De reden om een aantal zaken nu specifiek in de wet te regelen is dat het hier om hoofdzaken gaat die op wetsniveau geregeld moeten worden. In de huidige regelgeving zijn de hoofdzaken niet altijd in de wet geregeld. Een voorbeeld hiervan is de vergunning tot vluchtuitvoering (VtV), in deze wet genoemd het Air Operators Certificate (AOC). De VtV wordt eerst op het niveau van de AMvB, namelijk de Regeling Toezicht Luchtvaart, geregeld.
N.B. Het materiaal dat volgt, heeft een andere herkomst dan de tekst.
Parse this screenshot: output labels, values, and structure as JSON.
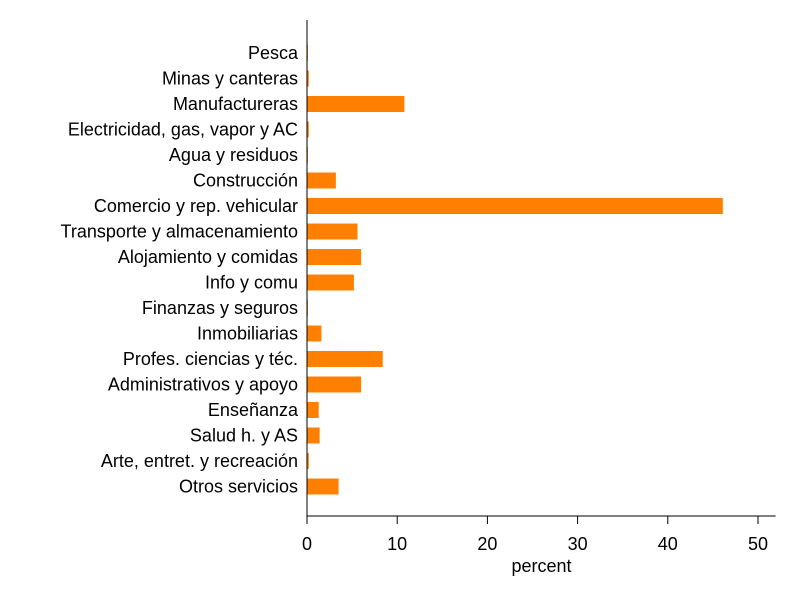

Met de leden van de SP-fractie zijn wij van mening dat scheiding van verantwoordelijkheden bij alle activiteiten die te maken hebben met de veiligheid van de luchtvaart van groot belang is en dat daartoe in de wet garanties moeten worden ingebouwd. De garantie in de wet van een gelijke behandeling is naar onze mening neergelegd in artikel 1.2, eerste lid. Hierin staat dat de wet van toepassing is op het luchtverkeer, de luchtverkeersbeveiliging, de luchtvaartuigen, het vervoer en de vluchtuitvoering met luchtvaartuigen binnen het vluchtinformatiegebied Amsterdam. De wet is dus gelijkelijk van toepassing op alle adressanten van de wet die zich in Nederland bevinden, ongeacht hun nationaliteit. Verder volgt uit artikel 11.2 wat de bevoegdheden van toezichthoudende ambtenaren zijn. Zij kunnen inzage vorderen van onder andere het bewijs van inschrijving en het bewijs van luchtwaardigheid. In het geval van onmiddellijke dreiging van gevaar zijn deze ambtenaren bevoegd het bedienen of opstijgen van luchtvaartuigen in strijd met het bij of krachtens deze wet bepaalde voor ten hoogste zes uren te verbieden of te beletten. Voorbeeld hiervan zijn de zogenaamde SAFA-teams (Safety Assesment of Foreign Aircraft) die op alle luchthavens steekproefsgewijs bezoekende vliegtuigen onderzoeken ten aanzien van de luchtwaardigheid. Iedere betrokkene zal overigens aan een dergelijk onderzoek worden onderworpen.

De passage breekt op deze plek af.